January 27, 2016
Proceedings of the Natural Institute of Science | Volume 3 | SCI-NEWS 3
Astrobiologists desperately seeking statistical test that can work with a sample size of one
MOUNTAIN VIEW, CA – The NASA Astrobiology Institute (NAI) has so far come up empty in their desperate attempts to find a statistical test that requires only one data point. Carl Pilcher, interim director of the NAI, expressed disappointment at his team’s failure to uncover such a statistical test. “Unless we discover at least two more planets with living organisms, finding this statistical test is the only way we can move forward with astrobiology research,” Pilcher said in a statement earlier today.
NAI researchers have searched tirelessly for an appropriate statistical test, scanning null hypothesis and multiple hypothesis tests, frequentist and Bayesian approaches, and parametric and non-parametric tests. Researchers have even experimented with methods to generate ‘missing’ data including data cloning algorithms and multiple imputations. “When I started work at NAI, I thought I’d be researching all the cool alien life forms on other planets,” said NAI staff scientist Rob Carlson. “Instead, I spend days combing through Zar’s Biostatistics textbook.”

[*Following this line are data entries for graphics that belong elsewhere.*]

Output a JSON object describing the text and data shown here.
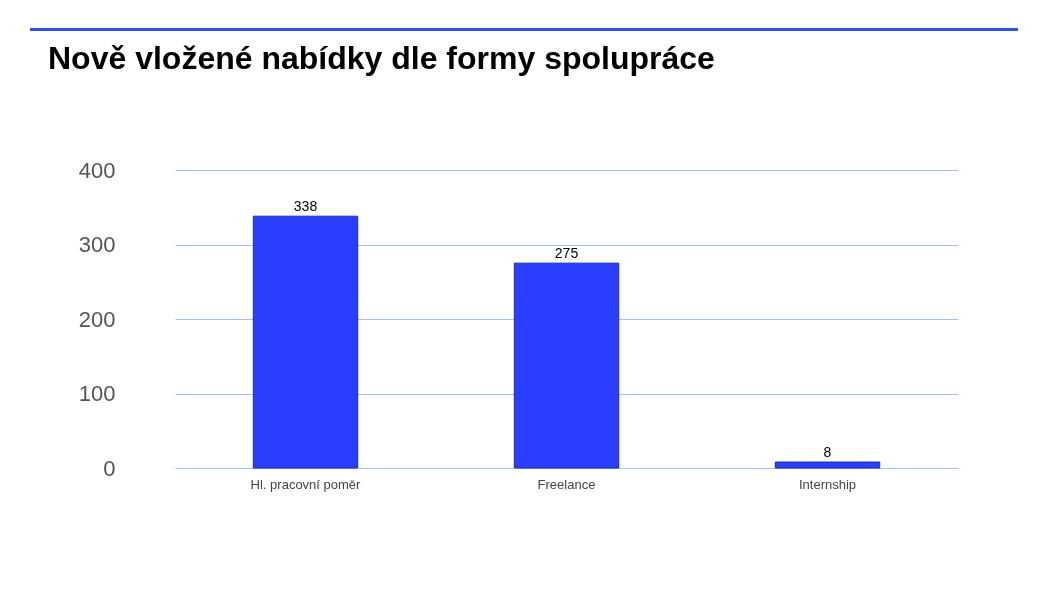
{
  "chart_data": {
    "type": "bar",
    "title": "Nově vložené nabídky dle formy spolupráce",
    "categories": [
      "Hl. pracovní poměr",
      "Freelance",
      "Internship"
    ],
    "values": [
      338,
      275,
      8
    ],
    "color": "#2b3dfd",
    "ylim": [
      0,
      400
    ],
    "yticks": [
      0,
      100,
      200,
      300,
      400
    ],
    "grid": "y",
    "data_labels": true
  }
}
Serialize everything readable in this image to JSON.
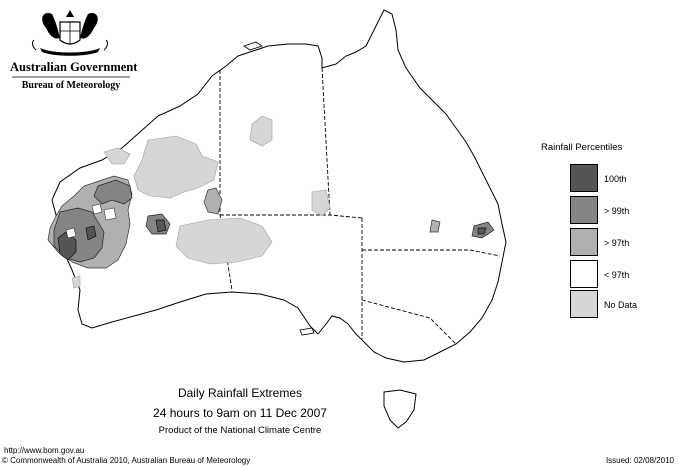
{
  "header": {
    "gov_name": "Australian Government",
    "bureau_name": "Bureau of Meteorology"
  },
  "map": {
    "title_line1": "Daily Rainfall Extremes",
    "title_line2": "24 hours to 9am on 11 Dec 2007",
    "title_line3": "Product of the National Climate Centre"
  },
  "legend": {
    "title": "Rainfall Percentiles",
    "items": [
      {
        "label": "100th",
        "color": "#555555"
      },
      {
        "label": "> 99th",
        "color": "#848484"
      },
      {
        "label": "> 97th",
        "color": "#b0b0b0"
      },
      {
        "label": "< 97th",
        "color": "#ffffff"
      },
      {
        "label": "No Data",
        "color": "#d6d6d6"
      }
    ]
  },
  "footer": {
    "url": "http://www.bom.gov.au",
    "copyright": "© Commonwealth of Australia 2010, Australian Bureau of Meteorology",
    "issued": "Issued: 02/08/2010"
  }
}
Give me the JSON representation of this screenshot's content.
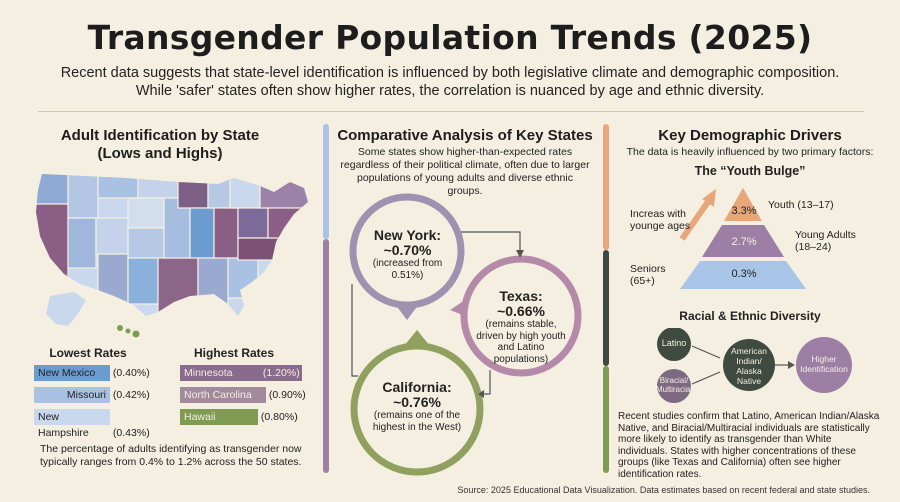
{
  "header": {
    "title": "Transgender Population Trends (2025)",
    "subtitle": "Recent data suggests that state-level identification is influenced by both legislative climate and demographic composition. While 'safer' states often show higher rates, the correlation is nuanced by age and ethnic diversity."
  },
  "left": {
    "title": "Adult Identification by State (Lows and Highs)",
    "lowest_heading": "Lowest Rates",
    "highest_heading": "Highest Rates",
    "lowest": [
      {
        "state": "New Mexico",
        "rate": "(0.40%)",
        "color": "#6b9bd1"
      },
      {
        "state": "Missouri",
        "rate": "(0.42%)",
        "color": "#a9c1e2"
      },
      {
        "state": "New Hampshire",
        "rate": "(0.43%)",
        "color": "#c9d8ec"
      }
    ],
    "highest": [
      {
        "state": "Minnesota",
        "rate": "(1.20%)",
        "color": "#8a6b8c"
      },
      {
        "state": "North Carolina",
        "rate": "(0.90%)",
        "color": "#a28a9c"
      },
      {
        "state": "Hawaii",
        "rate": "(0.80%)",
        "color": "#7f9a52"
      }
    ],
    "note": "The percentage of adults identifying as transgender now typically ranges from 0.4% to 1.2% across the 50 states."
  },
  "middle": {
    "title": "Comparative Analysis of Key States",
    "intro": "Some states show higher-than-expected rates regardless of their political climate, often due to larger populations of young adults and diverse ethnic groups.",
    "ny": {
      "name": "New York:",
      "rate": "~0.70%",
      "note": "(increased from 0.51%)"
    },
    "tx": {
      "name": "Texas:",
      "rate": "~0.66%",
      "note": "(remains stable, driven by high youth and Latino populations)"
    },
    "ca": {
      "name": "California:",
      "rate": "~0.76%",
      "note": "(remains one of the highest in the West)"
    }
  },
  "right": {
    "title": "Key Demographic Drivers",
    "intro": "The data is heavily influenced by two primary factors:",
    "youth_title": "The “Youth Bulge”",
    "arrow_label": "Increas with younge ages",
    "pyramid": [
      {
        "value": "3.3%",
        "label": "Youth (13–17)",
        "color": "#e8a77a"
      },
      {
        "value": "2.7%",
        "label": "Young Adults (18–24)",
        "color": "#9d7fa6"
      },
      {
        "value": "0.3%",
        "label": "Seniors (65+)",
        "color": "#a8c4e6"
      }
    ],
    "seniors_label": "Seniors (65+)",
    "diversity_title": "Racial & Ethnic Diversity",
    "diversity_nodes": {
      "latino": "Latino",
      "biracial": "Biracial/ Multiracial",
      "aian": "American Indian/ Alaska Native",
      "higher": "Higher Identification"
    },
    "note": "Recent studies confirm that Latino, American Indian/Alaska Native, and Biracial/Multiracial individuals are statistically more likely to identify as transgender than White individuals. States with higher concentrations of these groups (like Texas and California) often see higher identification rates."
  },
  "source": "Source: 2025 Educational Data Visualization. Data estimates based on recent federal and state studies."
}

While the list of planets thought to contain no living organisms gets bigger, the list of planets known to have life stays the same at one. That has frustrated many of NAI’s top data analysts including Jenn Grubeck. “I’m sick of having just one data point on my scatterplots. I’m sick of not being able to calculate standard deviation, kurtosis, or skewness. You know how bad it’s gotten? Last night I looked up data on fictional planets like Tatooine or Krypton just so I could try to run a t-test!”
The recent discovery of Planet IX only served to sour the moods at NAI. “Oh, yay, look, another planet to add to our no-way-does-this-planet-have-life dataset,” said Pilcher. “We’re still holding out hope for Mars, though. And then we’ll just need one more before we can run an honest-to-goodness ANOVA. Oh, hell, who am I kidding.”